Mkwananzi last year filed the application seeking an order compelling the revolutionary leader to step down on allegations that he was no longer fit to rule.
It was Mkwananzi’s argument that the Head of State and Government and the Commander-in-Chief of the Zimbabwe Defence Forces had failed to fulfil his constitutional obligation and duties as required by Section 90 (1) and (2).
Deputy Chief Justice Luke Malaba, sitting with eight other judges of the Constitutional Court, yesterday dismissed the application on the basis that Mkwananzi had failed to properly serve President Mugabe with the papers.
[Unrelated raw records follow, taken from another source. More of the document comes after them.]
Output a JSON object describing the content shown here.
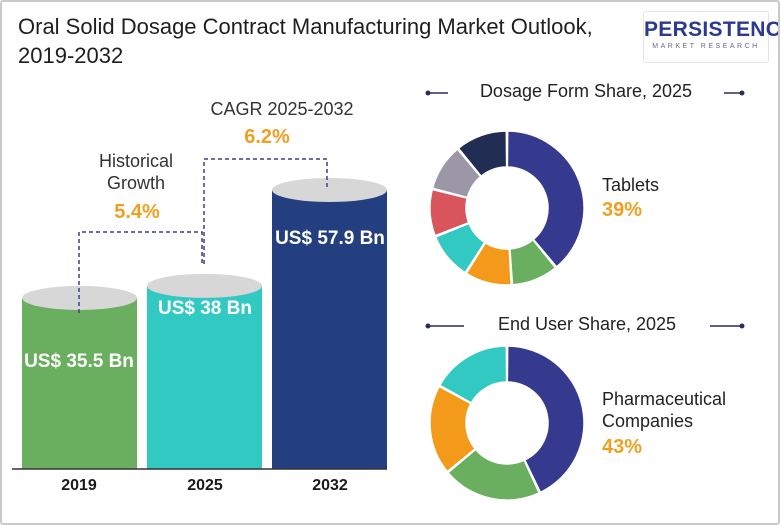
{
  "header": {
    "title": "Oral Solid Dosage Contract Manufacturing Market Outlook, 2019-2032",
    "logo_main": "PERSISTENCE",
    "logo_sub": "MARKET RESEARCH"
  },
  "annotations": {
    "historical_title": "Historical Growth",
    "historical_value": "5.4%",
    "cagr_title": "CAGR 2025-2032",
    "cagr_value": "6.2%"
  },
  "panels": {
    "dosage_title": "Dosage Form Share, 2025",
    "dosage_label": "Tablets",
    "dosage_pct": "39%",
    "enduser_title": "End User Share, 2025",
    "enduser_label": "Pharmaceutical Companies",
    "enduser_pct": "43%"
  },
  "colors": {
    "green": "#6aaf5f",
    "teal": "#33c9c3",
    "navy": "#233f7f",
    "accent": "#f0a020"
  },
  "chart_data": [
    {
      "type": "bar",
      "title": "",
      "categories": [
        "2019",
        "2025",
        "2032"
      ],
      "values": [
        35.5,
        38,
        57.9
      ],
      "value_labels": [
        "US$ 35.5 Bn",
        "US$ 38 Bn",
        "US$ 57.9 Bn"
      ],
      "colors": [
        "#6aaf5f",
        "#33c9c3",
        "#233f7f"
      ]
    },
    {
      "type": "pie",
      "title": "Dosage Form Share, 2025",
      "labels": [
        "Tablets",
        "",
        "",
        "",
        "",
        "",
        ""
      ],
      "values": [
        39,
        10,
        10,
        10,
        10,
        10,
        11
      ],
      "colors": [
        "#363a8f",
        "#6aaf5f",
        "#f39a1b",
        "#33c9c3",
        "#d9555c",
        "#9c97a7",
        "#212d53"
      ]
    },
    {
      "type": "pie",
      "title": "End User Share, 2025",
      "labels": [
        "Pharmaceutical Companies",
        "",
        "",
        ""
      ],
      "values": [
        43,
        21,
        19,
        17
      ],
      "colors": [
        "#363a8f",
        "#6aaf5f",
        "#f39a1b",
        "#33c9c3"
      ]
    }
  ]
}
“The application is hereby dismissed with no order as to costs,” he ruled.
Mkwananzi did not comply with Rule 9 of the Constitutional Court which requires that the President should be served with court papers at his offices, that is at Munhumutapa Building and not anywhere else.
Instead of serving him within two days of filing, Mkwananzi served the President with the papers outside the prescribed time frame.
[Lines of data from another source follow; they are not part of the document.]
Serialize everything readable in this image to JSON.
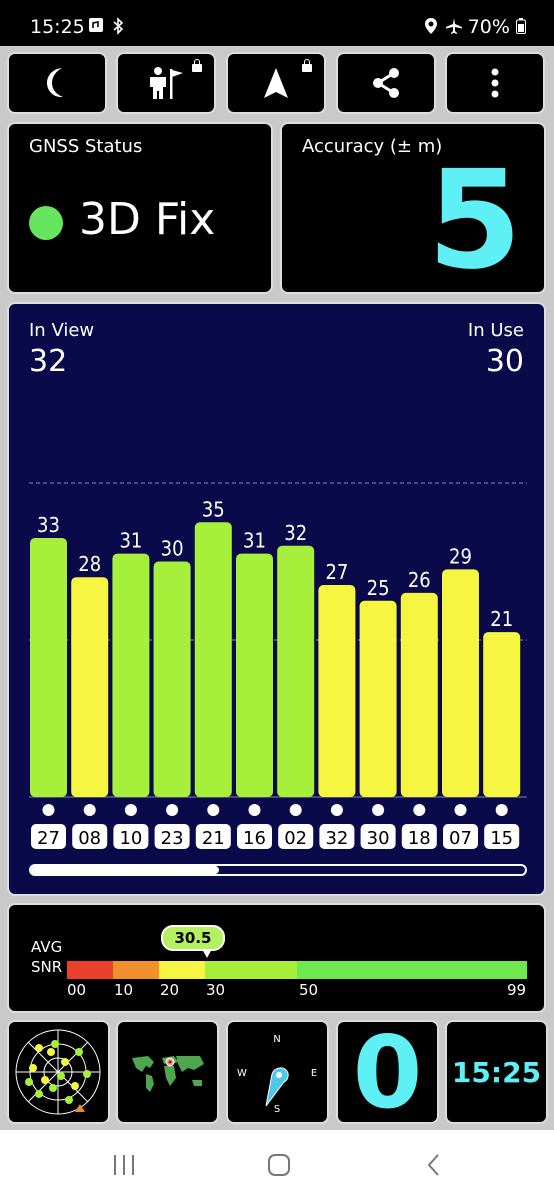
{
  "status_bar": {
    "time": "15:25",
    "battery": "70%"
  },
  "toolbar": {
    "icons": [
      "moon-icon",
      "person-flag-icon",
      "navigation-arrow-icon",
      "share-icon",
      "more-vert-icon"
    ]
  },
  "gnss": {
    "label": "GNSS Status",
    "fix": "3D Fix",
    "fix_color": "#66e65e"
  },
  "accuracy": {
    "label": "Accuracy (± m)",
    "value": "5"
  },
  "satellites": {
    "in_view_label": "In View",
    "in_view": "32",
    "in_use_label": "In Use",
    "in_use": "30",
    "scroll_fraction": 0.38
  },
  "chart_data": {
    "type": "bar",
    "categories": [
      "27",
      "08",
      "10",
      "23",
      "21",
      "16",
      "02",
      "32",
      "30",
      "18",
      "07",
      "15"
    ],
    "values": [
      33,
      28,
      31,
      30,
      35,
      31,
      32,
      27,
      25,
      26,
      29,
      21
    ],
    "colors": [
      "#a6f03c",
      "#f5f542",
      "#a6f03c",
      "#a6f03c",
      "#a6f03c",
      "#a6f03c",
      "#a6f03c",
      "#f5f542",
      "#f5f542",
      "#f5f542",
      "#f5f542",
      "#f5f542"
    ],
    "ylim": [
      0,
      60
    ]
  },
  "snr": {
    "label_line1": "AVG",
    "label_line2": "SNR",
    "avg": "30.5",
    "ticks": [
      "00",
      "10",
      "20",
      "30",
      "50",
      "99"
    ],
    "segments": [
      "#e8402a",
      "#f0902e",
      "#f5f542",
      "#a6f03c",
      "#6ee84e"
    ]
  },
  "bottom": {
    "count": "0",
    "clock": "15:25",
    "compass": {
      "n": "N",
      "e": "E",
      "s": "S",
      "w": "W"
    }
  }
}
Mkwananzi’s lawyer Mr Kudzai Kadzere admitted the mistake.
“There was a mistake in the Sheriff’s return of service,” he said. “The Sheriff indicated that service should be effected at the New Government Complex when in terms of the rules, it was supposed to be done at his Munhumutapa Offices.
“Secondly, although the Sheriff was instructed to effect service in time, he did not do so. I would move that the matter be removed from the roll.”
Justice Malaba said the best way to deal with the matter was to dismiss it.
“We do not remove from the roll something that is unconstitutional,” he said. “It is not a matter of removing from the roll. The Constitutional Court is a serious court. As lawyers, you must first check what the law says before rushing here.”